Трубецкой замолчал: должно быть, вдруг западню почувствовал.
– Ну, так как же, князь? А? Как честному человеку, вам надобно ответить прямо – да или нет, остаетесь с нами или уходите? – проговорил Голицын с вызовом уже не скрываемым.
– Я, право, не знаю. Я еще подумаю…
– Подумаете? Да вот беда, ваше сиятельство, думать-то некогда: мы ведь завтра начинаем…
– Завтра? Как завтра? – пролепетал Трубецкой, уставившись на Голицына взором непонимающим.
– Ах, да, ведь вы еще не знаете, – посмотрел на него Голицын из-под очков, усмехаясь злорадно и, как всегда в такие минуты, лицо его отяжелело, окаменело, сделалось похожим на маску. – Окончательный курьер уже прибыл из Варшавы с отречением Константина; завтра в семь часов утра по всем войскам присяга; мы собираемся на площади Сената и начинаем восстание…
– Восста… восста… – хотел Трубецкой выговорить и не мог; голос пресекся, глаза расширились, лицо побледнело, позеленело, вытянулось, толстые губы задрожали, и он вдруг сделался еще более похож на «жида».
«Ожидовел от страха», – подумал Голицын с отвращением.
– Что же вы молчите, сударь? Извольте отвечать!
– Перестаньте, Голицын, не смейте! – вскочил Оболенский и подбежал к Трубецкому. – Как вам не стыдно! Разве не видите?

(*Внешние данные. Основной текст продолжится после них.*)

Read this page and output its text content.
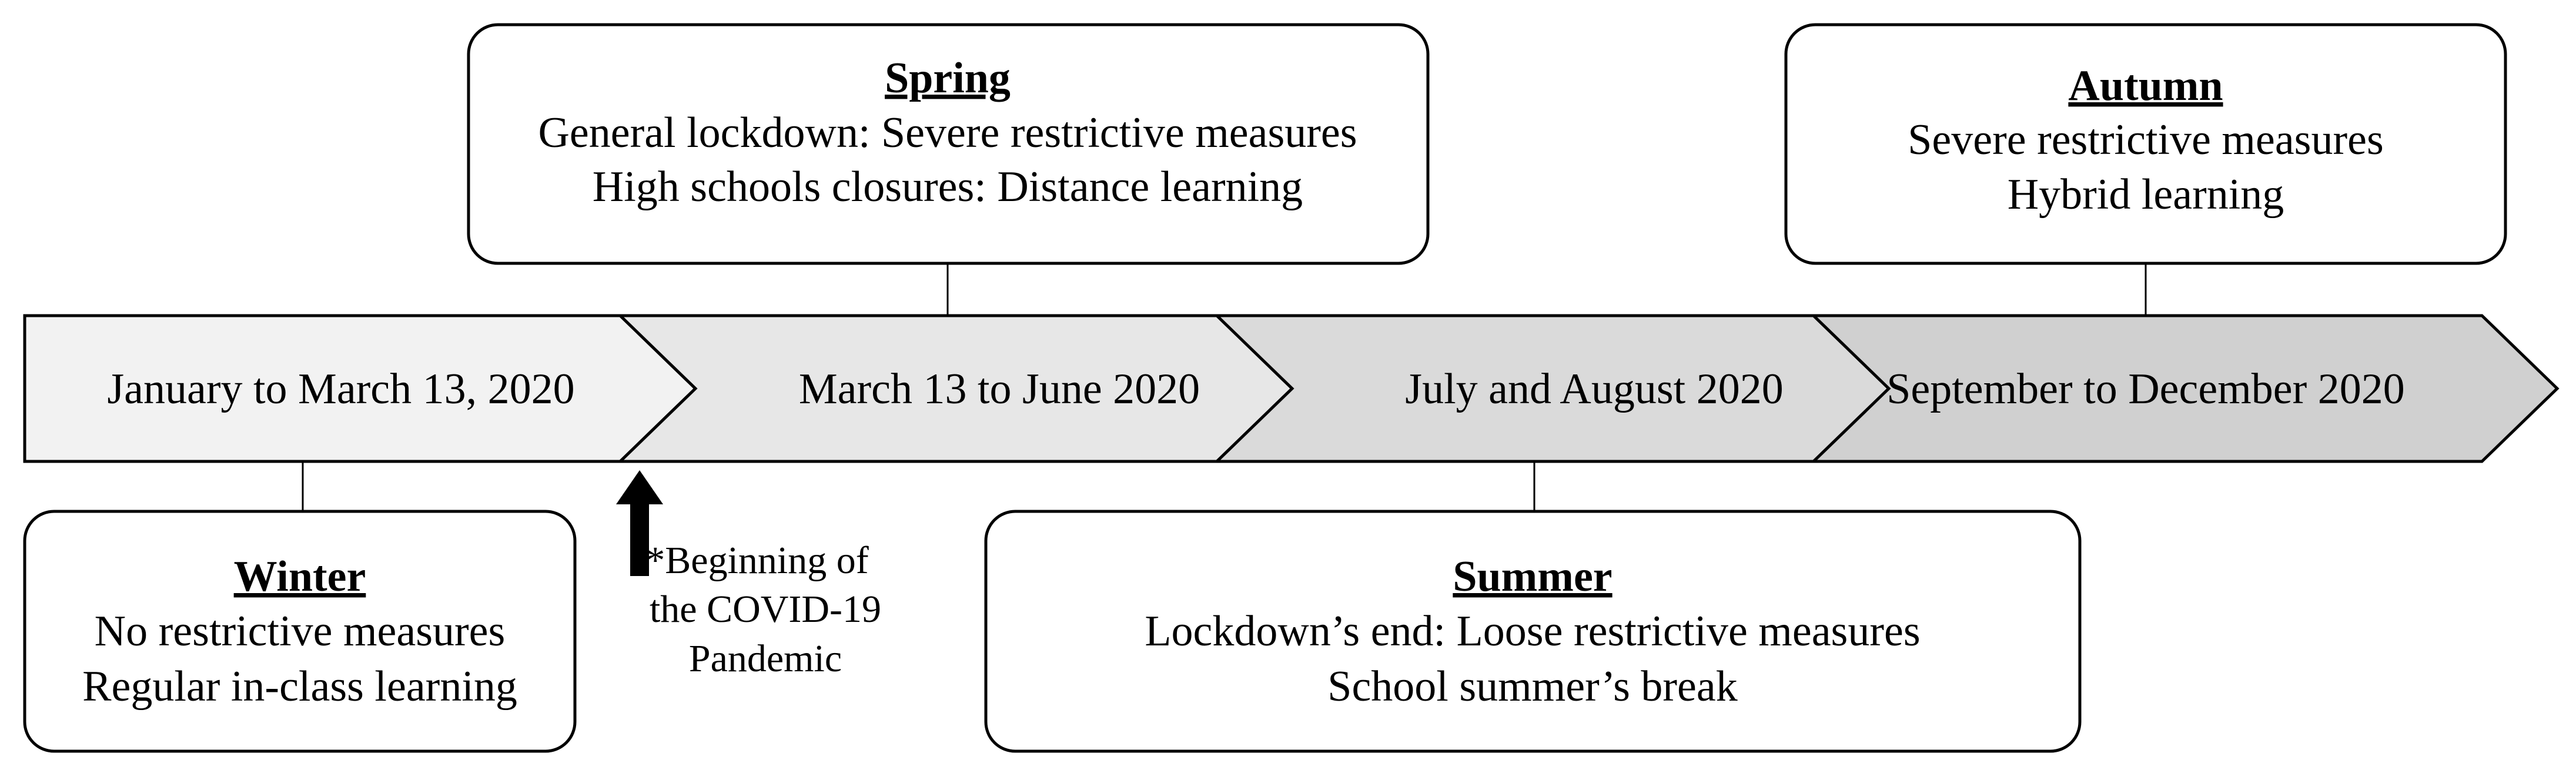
January to March 13, 2020	March 13 to June 2020	July and August 2020 September to December 2020
Spring
General lockdown: Severe restrictive measures
High schools closures: Distance learning
Autumn
Severe restrictive measures
Hybrid learning
Winter
No restrictive measures
Regular in-class learning
Summer
Lockdown’s end: Loose restrictive measures
School summer’s break
*Beginning of
the COVID-19
Pandemic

Трубецкой откинул голову на спинку кресла и закатил глаза. Оболенский расстегнул ему ворот рубашки.
– Воды! Воды!
Голицын отыскал графин, налил и подал стакан. Трубецкой хватался губами за края, и зубы стучали о стекло. Долго не мог справиться. Наконец, выпил, опять откинул голову и передохнул.
Оболенский, нагнувшись к нему, гладил его рукой по голове, как давеча Рылеева.
– Ну, ничего, ничего, Трубецкой! Не слушайте Голицына: он вас не знает. Ужо поговорим с Рылеевым и как-нибудь устроим. Все будет ладно, все будет ладно!